The bug shipped because neither layer exercises a launch that never completes: every promotion unit test supplies a completion marker, and the running_background e2e scenario mocks the final state rather than deriving it.

Unit (recommended fix): deriveState([bashLaunch('bi8olsr8z'), endTurn]) ⇒ waiting; flip the now-wrong “promotes a backgrounded Bash” assertion to ⇒ waiting; deriveState([bgLaunch('t1','wf_1'), endTurn]) ⇒ running_background (workflow still promotes); workflow completion still clears.
E2e: add “a backgrounded Bash launch does not spin” driving the real watcher + deriveState; keep the existing running_background scenario green but make its launch a Workflow so it proves the legitimate fan-out still spins.

Open risks & residuals

If we ship the recommended fix: a detached Bash/Agent busy-wait no longer lights the pip (deliberate; recoverable via the alternative veto scoped to runId == null). The Workflow-orphan residual is closed by liveOutstandingTasks gating on a fresh, non-terminal journal. Not a data-level fix — the launch marker stays in the transcript forever; only the promotion policy reads it differently.

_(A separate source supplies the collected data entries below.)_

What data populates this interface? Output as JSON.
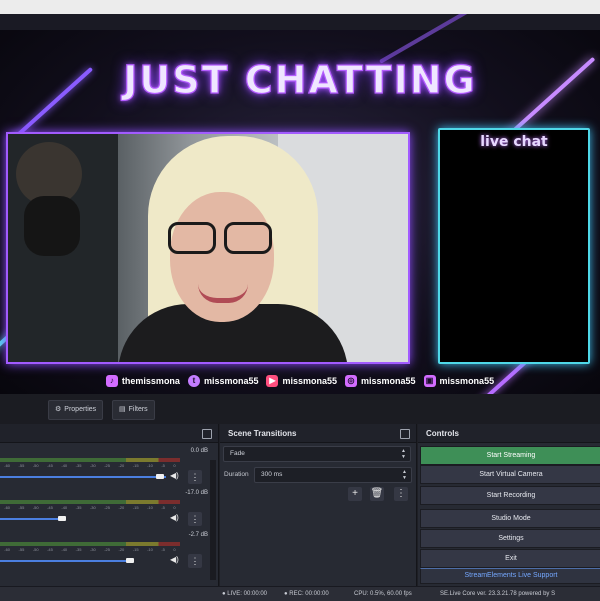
{
  "preview": {
    "title": "JUST CHATTING",
    "chat_title": "live chat",
    "socials": [
      {
        "icon": "tiktok-icon",
        "handle": "themissmona"
      },
      {
        "icon": "twitter-icon",
        "handle": "missmona55"
      },
      {
        "icon": "youtube-icon",
        "handle": "missmona55"
      },
      {
        "icon": "instagram-icon",
        "handle": "missmona55"
      },
      {
        "icon": "twitch-icon",
        "handle": "missmona55"
      }
    ],
    "accent": "#a25bff",
    "chat_border": "#4fd8e8"
  },
  "source_toolbar": {
    "properties_label": "Properties",
    "filters_label": "Filters"
  },
  "mixer": {
    "channels": [
      {
        "db": "0.0 dB"
      },
      {
        "db": "-17.0 dB"
      },
      {
        "db": "-2.7 dB"
      }
    ],
    "ticks": [
      "-60",
      "-55",
      "-50",
      "-45",
      "-40",
      "-35",
      "-30",
      "-25",
      "-20",
      "-15",
      "-10",
      "-5",
      "0"
    ]
  },
  "transitions": {
    "title": "Scene Transitions",
    "selected": "Fade",
    "duration_label": "Duration",
    "duration_value": "300 ms",
    "add_label": "+",
    "trash_label": "🗑",
    "more_label": "⋮"
  },
  "controls": {
    "title": "Controls",
    "start_streaming": "Start Streaming",
    "start_virtual_camera": "Start Virtual Camera",
    "start_recording": "Start Recording",
    "studio_mode": "Studio Mode",
    "settings": "Settings",
    "exit": "Exit",
    "streamelements": "StreamElements Live Support",
    "primary_color": "#3e8f57"
  },
  "status": {
    "live": "LIVE: 00:00:00",
    "rec": "REC: 00:00:00",
    "cpu": "CPU: 0.5%, 60.00 fps",
    "version": "SE.Live Core ver. 23.3.21.78 powered by S"
  }
}
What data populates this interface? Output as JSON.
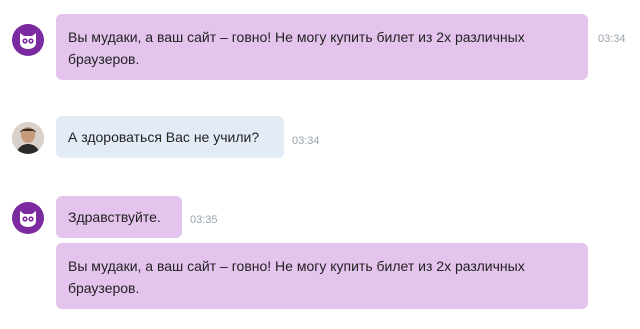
{
  "messages": [
    {
      "sender": "bot",
      "text": "Вы мудаки, а ваш сайт – говно! Не могу купить билет из 2х различных браузеров.",
      "time": "03:34"
    },
    {
      "sender": "user",
      "text": "А здороваться Вас не учили?",
      "time": "03:34"
    },
    {
      "sender": "bot",
      "text": "Здравствуйте.",
      "time": "03:35"
    },
    {
      "sender": "bot",
      "text": "Вы мудаки, а ваш сайт – говно! Не могу купить билет из 2х различных браузеров.",
      "time": ""
    }
  ],
  "icons": {
    "bot_avatar": "owl-logo-icon",
    "user_avatar": "user-photo-icon"
  },
  "colors": {
    "bot_bubble": "#e4c4ec",
    "user_bubble": "#e3ebf6",
    "bot_avatar_bg": "#7b2aa0",
    "time": "#9aa3ad"
  }
}
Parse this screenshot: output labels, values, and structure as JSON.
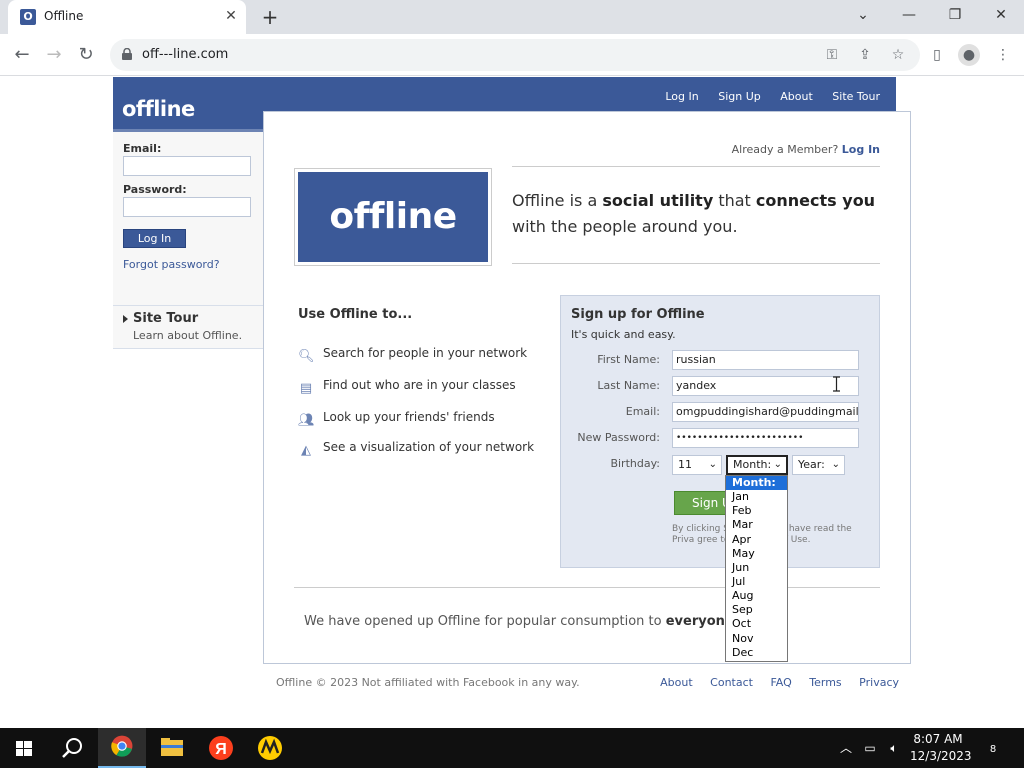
{
  "browser": {
    "tab_title": "Offline",
    "tab_favicon_letter": "O",
    "url": "off---line.com"
  },
  "site": {
    "logo": "offline",
    "nav": [
      "Log In",
      "Sign Up",
      "About",
      "Site Tour"
    ]
  },
  "sidebar": {
    "email_label": "Email:",
    "password_label": "Password:",
    "login_button": "Log In",
    "forgot_password": "Forgot password?",
    "tour_title": "Site Tour",
    "tour_sub": "Learn about Offline."
  },
  "main": {
    "member_prefix": "Already a Member?",
    "member_link": "Log In",
    "big_logo": "offline",
    "tagline": {
      "t1": "Offline is a ",
      "b1": "social utility",
      "t2": " that ",
      "b2": "connects you",
      "t3": " with the people around you."
    },
    "use_title": "Use Offline to...",
    "use_items": [
      {
        "icon": "search-icon",
        "label": "Search for people in your network"
      },
      {
        "icon": "classes-icon",
        "label": "Find out who are in your classes"
      },
      {
        "icon": "friends-icon",
        "label": "Look up your friends' friends"
      },
      {
        "icon": "network-icon",
        "label": "See a visualization of your network"
      }
    ],
    "everyone_prefix": "We have opened up Offline for popular consumption to ",
    "everyone_bold": "everyone",
    "everyone_suffix": "."
  },
  "signup": {
    "title": "Sign up for Offline",
    "subtitle": "It's quick and easy.",
    "first_name_label": "First Name:",
    "first_name_value": "russian",
    "last_name_label": "Last Name:",
    "last_name_value": "yandex",
    "email_label": "Email:",
    "email_value": "omgpuddingishard@puddingmail.xom",
    "password_label": "New Password:",
    "password_value": "••••••••••••••••••••••••",
    "birthday_label": "Birthday:",
    "day_value": "11",
    "month_value": "Month:",
    "year_value": "Year:",
    "button_label": "Sign Up",
    "terms_visible": "By clicking Si        ledge that I have read the Priva        gree to the Terms of Use."
  },
  "month_dropdown": {
    "options": [
      "Month:",
      "Jan",
      "Feb",
      "Mar",
      "Apr",
      "May",
      "Jun",
      "Jul",
      "Aug",
      "Sep",
      "Oct",
      "Nov",
      "Dec"
    ],
    "selected": "Month:"
  },
  "footer": {
    "copyright": "Offline © 2023   Not affiliated with Facebook in any way.",
    "links": [
      "About",
      "Contact",
      "FAQ",
      "Terms",
      "Privacy"
    ]
  },
  "taskbar": {
    "time": "8:07 AM",
    "date": "12/3/2023",
    "notification_count": "8"
  },
  "colors": {
    "brand": "#3b5998",
    "signup_bg": "#e3e8f2",
    "signup_button": "#67a54b",
    "dropdown_selected": "#1e6fd9"
  }
}
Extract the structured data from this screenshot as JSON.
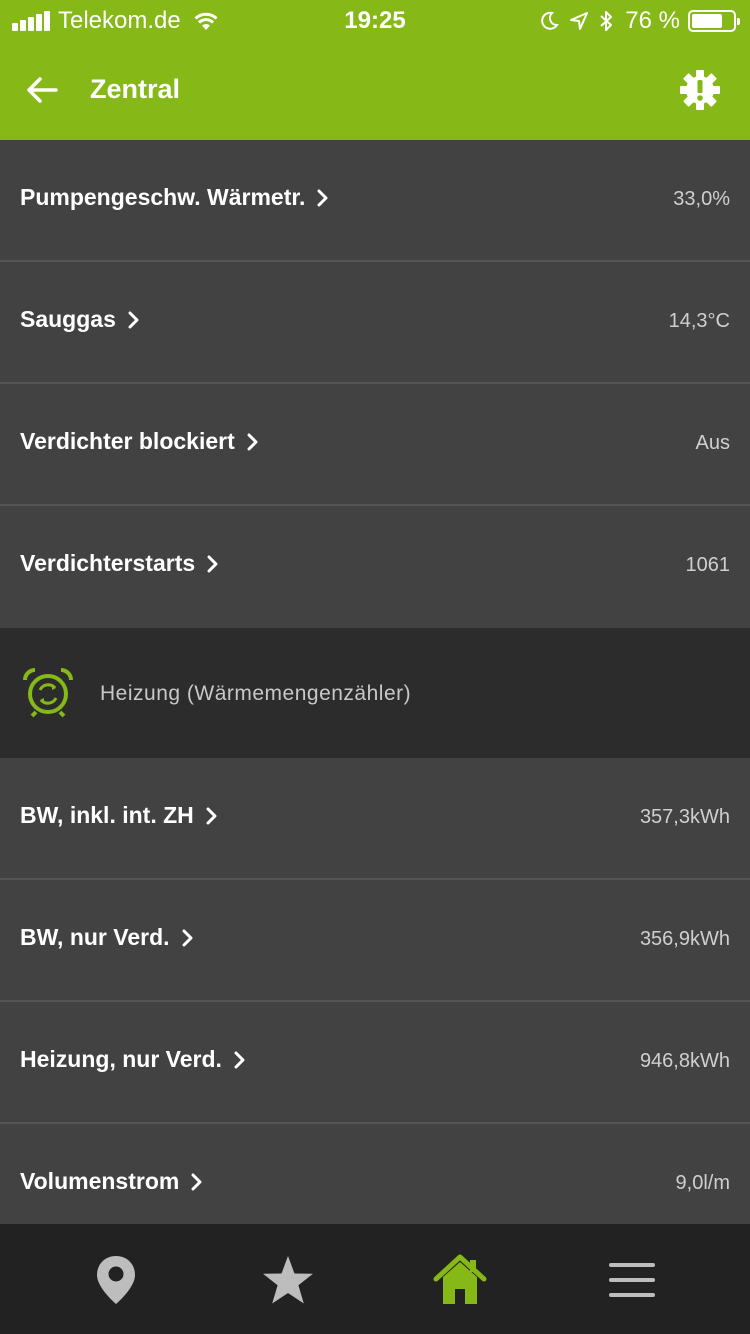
{
  "status_bar": {
    "carrier": "Telekom.de",
    "time": "19:25",
    "battery_percent": "76 %",
    "battery_level": 0.76,
    "icons": [
      "signal-icon",
      "wifi-icon",
      "moon-icon",
      "location-icon",
      "bluetooth-icon",
      "battery-icon"
    ]
  },
  "header": {
    "title": "Zentral",
    "back_icon": "arrow-left-icon",
    "settings_icon": "gear-alert-icon"
  },
  "rows_top": [
    {
      "label": "Pumpengeschw. Wärmetr.",
      "value": "33,0%"
    },
    {
      "label": "Sauggas",
      "value": "14,3°C"
    },
    {
      "label": "Verdichter blockiert",
      "value": "Aus"
    },
    {
      "label": "Verdichterstarts",
      "value": "1061"
    }
  ],
  "section": {
    "title": "Heizung (Wärmemengenzähler)",
    "icon": "cycle-alarm-icon"
  },
  "rows_bottom": [
    {
      "label": "BW, inkl. int. ZH",
      "value": "357,3kWh"
    },
    {
      "label": "BW, nur Verd.",
      "value": "356,9kWh"
    },
    {
      "label": "Heizung, nur Verd.",
      "value": "946,8kWh"
    },
    {
      "label": "Volumenstrom",
      "value": "9,0l/m"
    }
  ],
  "tab_bar": {
    "tabs": [
      {
        "icon": "location-pin-icon",
        "active": false
      },
      {
        "icon": "star-icon",
        "active": false
      },
      {
        "icon": "home-icon",
        "active": true
      },
      {
        "icon": "menu-icon",
        "active": false
      }
    ]
  },
  "colors": {
    "accent": "#86b817",
    "row_bg": "#424242",
    "section_bg": "#2c2c2c",
    "tabbar_bg": "#222222",
    "inactive_icon": "#bdbdbd"
  }
}
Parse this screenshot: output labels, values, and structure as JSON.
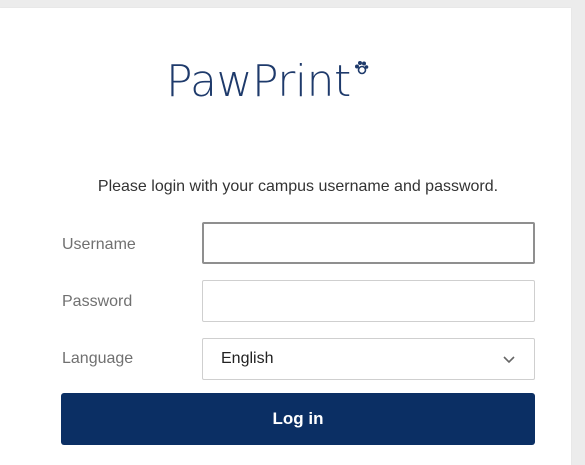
{
  "brand": {
    "name": "PawPrint",
    "text_color": "#1e3a6b"
  },
  "instructions": "Please login with your campus username and password.",
  "form": {
    "username": {
      "label": "Username",
      "value": "",
      "placeholder": ""
    },
    "password": {
      "label": "Password",
      "value": "",
      "placeholder": ""
    },
    "language": {
      "label": "Language",
      "selected": "English"
    },
    "submit_label": "Log in"
  },
  "colors": {
    "primary_button": "#0b2f64",
    "page_background": "#ececec"
  },
  "icons": {
    "paw": "paw-icon",
    "select_arrow": "chevron-down-icon"
  }
}
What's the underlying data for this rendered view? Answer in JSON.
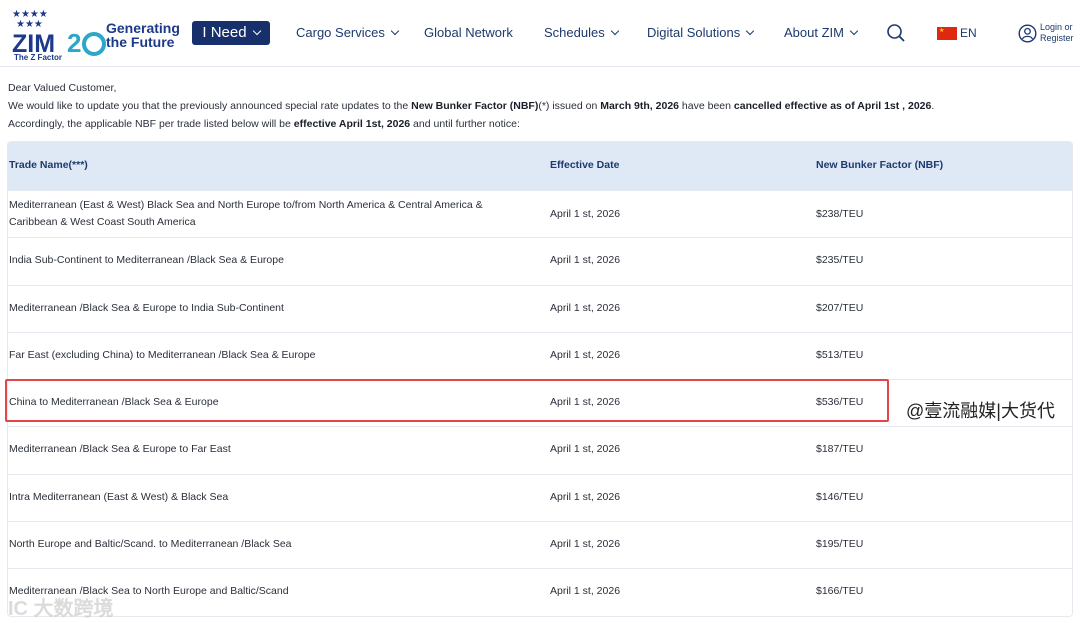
{
  "brand": {
    "logo_text": "ZIM",
    "logo_number": "20",
    "tagline_1": "Generating",
    "tagline_2": "the Future",
    "sub": "The Z Factor",
    "colors": {
      "navy": "#17306b",
      "blue": "#1d3a8a",
      "teal": "#2aa7c9",
      "highlight": "#e2454a"
    }
  },
  "nav": {
    "ineed": "I Need",
    "items": [
      {
        "label": "Cargo Services",
        "dropdown": true
      },
      {
        "label": "Global Network",
        "dropdown": false
      },
      {
        "label": "Schedules",
        "dropdown": true
      },
      {
        "label": "Digital Solutions",
        "dropdown": true
      },
      {
        "label": "About ZIM",
        "dropdown": true
      }
    ],
    "language": "EN",
    "login": "Login or",
    "register": "Register",
    "icons": [
      "search-icon",
      "china-flag-icon",
      "user-icon",
      "chevron-down-icon"
    ]
  },
  "intro": {
    "greeting": "Dear Valued Customer,",
    "line2_a": "We would like to update you that the previously announced special rate updates to the ",
    "line2_b": "New Bunker Factor (NBF)",
    "line2_c": "(*) issued on ",
    "line2_d": "March 9th, 2026",
    "line2_e": " have been ",
    "line2_f": "cancelled effective as of April 1st , 2026",
    "line2_g": ".",
    "line3_a": "Accordingly, the applicable NBF per trade listed below will be ",
    "line3_b": "effective April 1st, 2026",
    "line3_c": " and until further notice:"
  },
  "table": {
    "headers": [
      "Trade Name(***)",
      "Effective Date",
      "New Bunker Factor (NBF)"
    ],
    "rows": [
      {
        "trade": "Mediterranean (East & West) Black Sea and North Europe to/from North America & Central America & Caribbean & West Coast South America",
        "date": "April 1 st, 2026",
        "nbf": "$238/TEU"
      },
      {
        "trade": "India Sub-Continent to Mediterranean /Black Sea & Europe",
        "date": "April 1 st, 2026",
        "nbf": "$235/TEU"
      },
      {
        "trade": "Mediterranean /Black Sea & Europe to India Sub-Continent",
        "date": "April 1 st, 2026",
        "nbf": "$207/TEU"
      },
      {
        "trade": "Far East (excluding China) to Mediterranean /Black Sea & Europe",
        "date": "April 1 st, 2026",
        "nbf": "$513/TEU"
      },
      {
        "trade": "China to Mediterranean /Black Sea & Europe",
        "date": "April 1 st, 2026",
        "nbf": "$536/TEU"
      },
      {
        "trade": "Mediterranean /Black Sea & Europe to Far East",
        "date": "April 1 st, 2026",
        "nbf": "$187/TEU"
      },
      {
        "trade": "Intra Mediterranean (East & West) & Black Sea",
        "date": "April 1 st, 2026",
        "nbf": "$146/TEU"
      },
      {
        "trade": "North Europe and Baltic/Scand. to Mediterranean /Black Sea",
        "date": "April 1 st, 2026",
        "nbf": "$195/TEU"
      },
      {
        "trade": "Mediterranean /Black Sea to North Europe and Baltic/Scand",
        "date": "April 1 st, 2026",
        "nbf": "$166/TEU"
      }
    ]
  },
  "watermarks": {
    "right": "@壹流融媒|大货代",
    "left": "IC 大数跨境"
  }
}
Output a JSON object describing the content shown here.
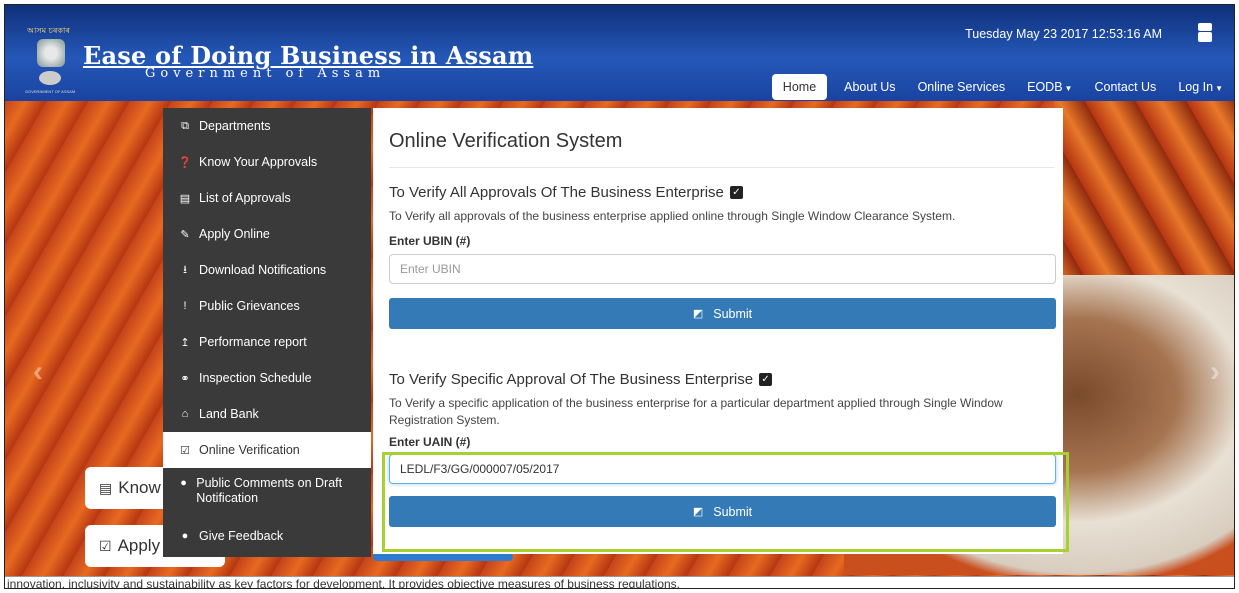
{
  "header": {
    "emblem_top_text": "আসম চৰকাৰ",
    "emblem_bottom_text": "GOVERNMENT OF ASSAM",
    "title": "Ease of Doing Business in Assam",
    "subtitle": "Government of Assam",
    "datetime": "Tuesday May 23 2017 12:53:16 AM",
    "icon": "youtube-icon"
  },
  "nav": {
    "items": [
      {
        "label": "Home",
        "active": true
      },
      {
        "label": "About Us"
      },
      {
        "label": "Online Services"
      },
      {
        "label": "EODB",
        "dropdown": true
      },
      {
        "label": "Contact Us"
      },
      {
        "label": "Log In",
        "dropdown": true
      }
    ]
  },
  "sidebar": {
    "items": [
      {
        "label": "Departments",
        "icon": "departments-icon"
      },
      {
        "label": "Know Your Approvals",
        "icon": "question-icon"
      },
      {
        "label": "List of Approvals",
        "icon": "list-icon"
      },
      {
        "label": "Apply Online",
        "icon": "edit-icon"
      },
      {
        "label": "Download Notifications",
        "icon": "download-icon"
      },
      {
        "label": "Public Grievances",
        "icon": "exclamation-icon"
      },
      {
        "label": "Performance report",
        "icon": "upload-icon"
      },
      {
        "label": "Inspection Schedule",
        "icon": "binoculars-icon"
      },
      {
        "label": "Land Bank",
        "icon": "bank-icon"
      },
      {
        "label": "Online Verification",
        "icon": "checkbox-icon",
        "active": true
      },
      {
        "label": "Public Comments on Draft Notification",
        "icon": "comment-icon"
      },
      {
        "label": "Give Feedback",
        "icon": "comment-icon"
      }
    ]
  },
  "main": {
    "title": "Online Verification System",
    "section1": {
      "title": "To Verify All Approvals Of The Business Enterprise",
      "description": "To Verify all approvals of the business enterprise applied online through Single Window Clearance System.",
      "field_label": "Enter UBIN (#)",
      "placeholder": "Enter UBIN",
      "value": "",
      "submit_label": "Submit"
    },
    "section2": {
      "title": "To Verify Specific Approval Of The Business Enterprise",
      "description": "To Verify a specific application of the business enterprise for a particular department applied through Single Window Registration System.",
      "field_label": "Enter UAIN (#)",
      "placeholder": "",
      "value": "LEDL/F3/GG/000007/05/2017",
      "submit_label": "Submit"
    }
  },
  "background": {
    "button1": "Know",
    "button2": "Apply",
    "ticker": "innovation, inclusivity and sustainability as key factors for development. It provides objective measures of business regulations."
  }
}
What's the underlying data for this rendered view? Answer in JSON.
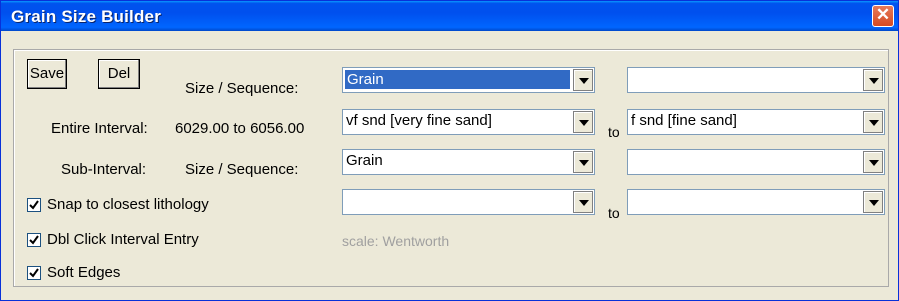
{
  "window": {
    "title": "Grain Size Builder",
    "close_icon": "close-icon"
  },
  "buttons": {
    "save": "Save",
    "del": "Del"
  },
  "labels": {
    "size_sequence": "Size / Sequence:",
    "entire_interval": "Entire Interval:",
    "entire_interval_value": "6029.00 to 6056.00",
    "sub_interval": "Sub-Interval:",
    "sub_size_sequence": "Size / Sequence:",
    "scale": "scale: Wentworth",
    "to": "to"
  },
  "combos": {
    "size_sequence_1": "Grain",
    "size_sequence_2": "",
    "entire_from": "vf snd  [very fine sand]",
    "entire_to": "f snd  [fine sand]",
    "sub_size_sequence_1": "Grain",
    "sub_size_sequence_2": "",
    "sub_from": "",
    "sub_to": ""
  },
  "checkboxes": [
    {
      "label": "Snap to closest lithology",
      "checked": true
    },
    {
      "label": "Dbl Click Interval Entry",
      "checked": true
    },
    {
      "label": "Soft Edges",
      "checked": true
    }
  ],
  "colors": {
    "titlebar": "#0053ee",
    "selection": "#316ac5",
    "close": "#d54a22"
  }
}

If we ship the alternative veto: STALE_BG_MS is policy and can’t distinguish an orphaned-and-talked-past task from a genuine long run; a quiet-idle orphan with no further lines persists until the next write; the human-vs-machinery classifier keys off injected user strings and must stay in sync with the format.

Shipped in #1109 : the trigger-narrowing (deriveState promotes only runId != null) plus the journal-liveness gate (liveOutstandingTasks) — closing both the Bash orphan and the Workflow-orphan-after-restart. Grounded by a 13-agent design pass: 4 candidate fixes × adversarial verification over the live transcript, the on-disk artifacts, and the #1015 / #1017 / #1018→#1019 history.